Die Sonnenschreiter II kam aus dem Hyperraum und fiel in einen Orbit um die Nebelwelt. Die lange schlanke Yacht glitzerte nur so vor Ortungsantennen, doch es gab nirgendwo in der Umgebung Imperiale Sternenkreuzer. Das Imperium hatte gelernt, einen Sicherheitsabstand einzuhalten. Es gab nur das einzelne, golden glänzende Schiff, das lautlos über einer kalten, eintönigen Kugel hing.
Owen Todtsteltzer hatte es sich in der Lounge der Sonnenschreiter II auf einem Sessel bequem gemacht und war dankbar für die Ruhe. Und für die Tatsache, daß wenigstens im Augenblick – niemand auf ihn zu schießen versuchte .
Owen hatte gelernt, die stillen Momente im Leben zu genießen – und wenn auch nur aus dem einen einzigen Grund, daß es so wenige davon gab .

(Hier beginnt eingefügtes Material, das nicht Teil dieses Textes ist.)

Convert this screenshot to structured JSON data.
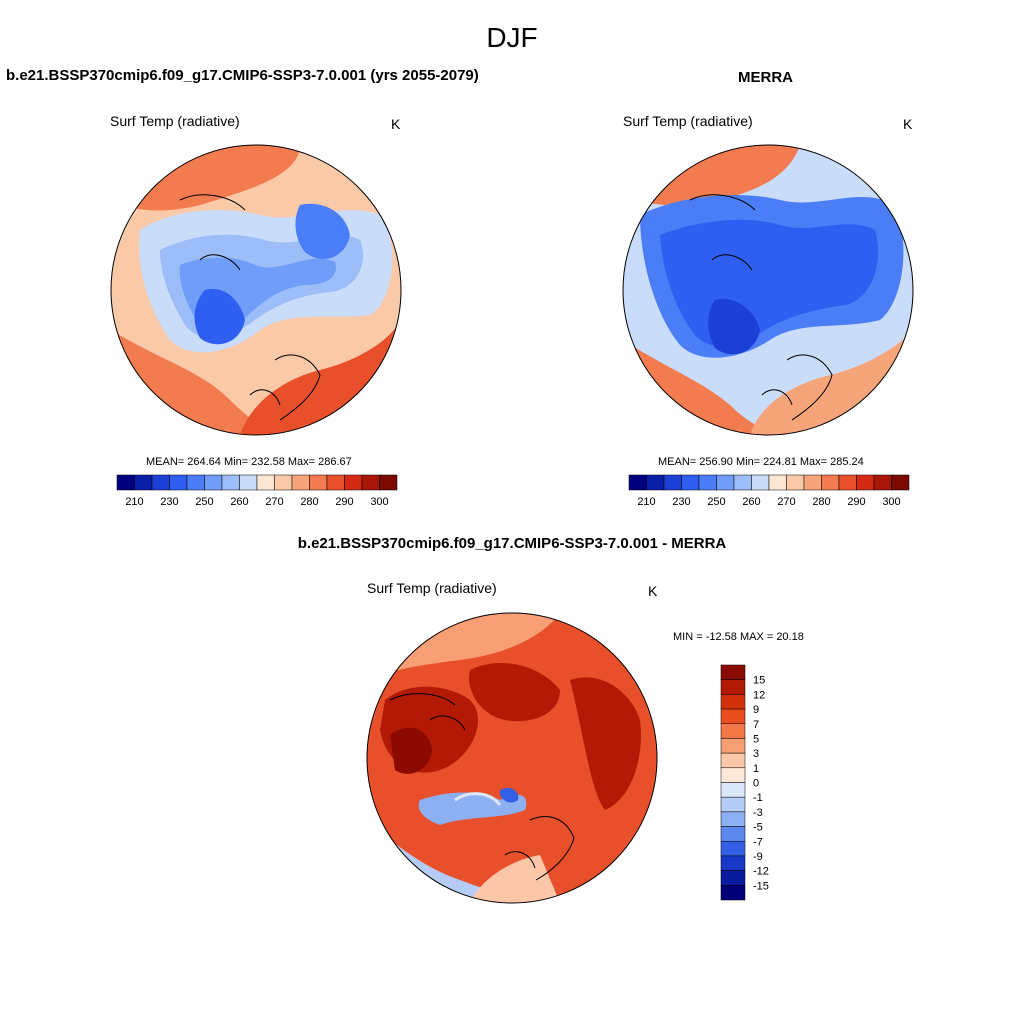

Er hatte die erste Sonnenschreiter bei einer Bruchlandung auf dem Planeten Shandrakor verloren, doch die Hadenmänner hatten das Schiff nach Owens Instruktionen rekonstruiert – um den Hyperraumantrieb herum, den sie aus dem Wrack der ursprünglichen Sonnenschreiter geborgen hatten. Es war ein ganz besonderer Hyperraumantrieb: Einer der Prototypen des neuen Motors, den das Imperium gegenwärtig in Massenproduktion zu fertigen versuchte, und der – für den Augenblick zumindest – ein ganzes Stück schneller war als alles, was das Imperium aufzubieten hatte.
Theoretisch zumindest.
Die Yacht selbst sah fast genauso aus, wie Owen sein altes Schiff in Erinnerung hatte, und sie war mit dem gleichen ursprünglichen Luxus und Überfluß ausgestattet – auch wenn die Hadenmänner der Versuchung nicht hatten widerstehen können, einige Dinge im Verlauf der Konstruktion zu verbessern.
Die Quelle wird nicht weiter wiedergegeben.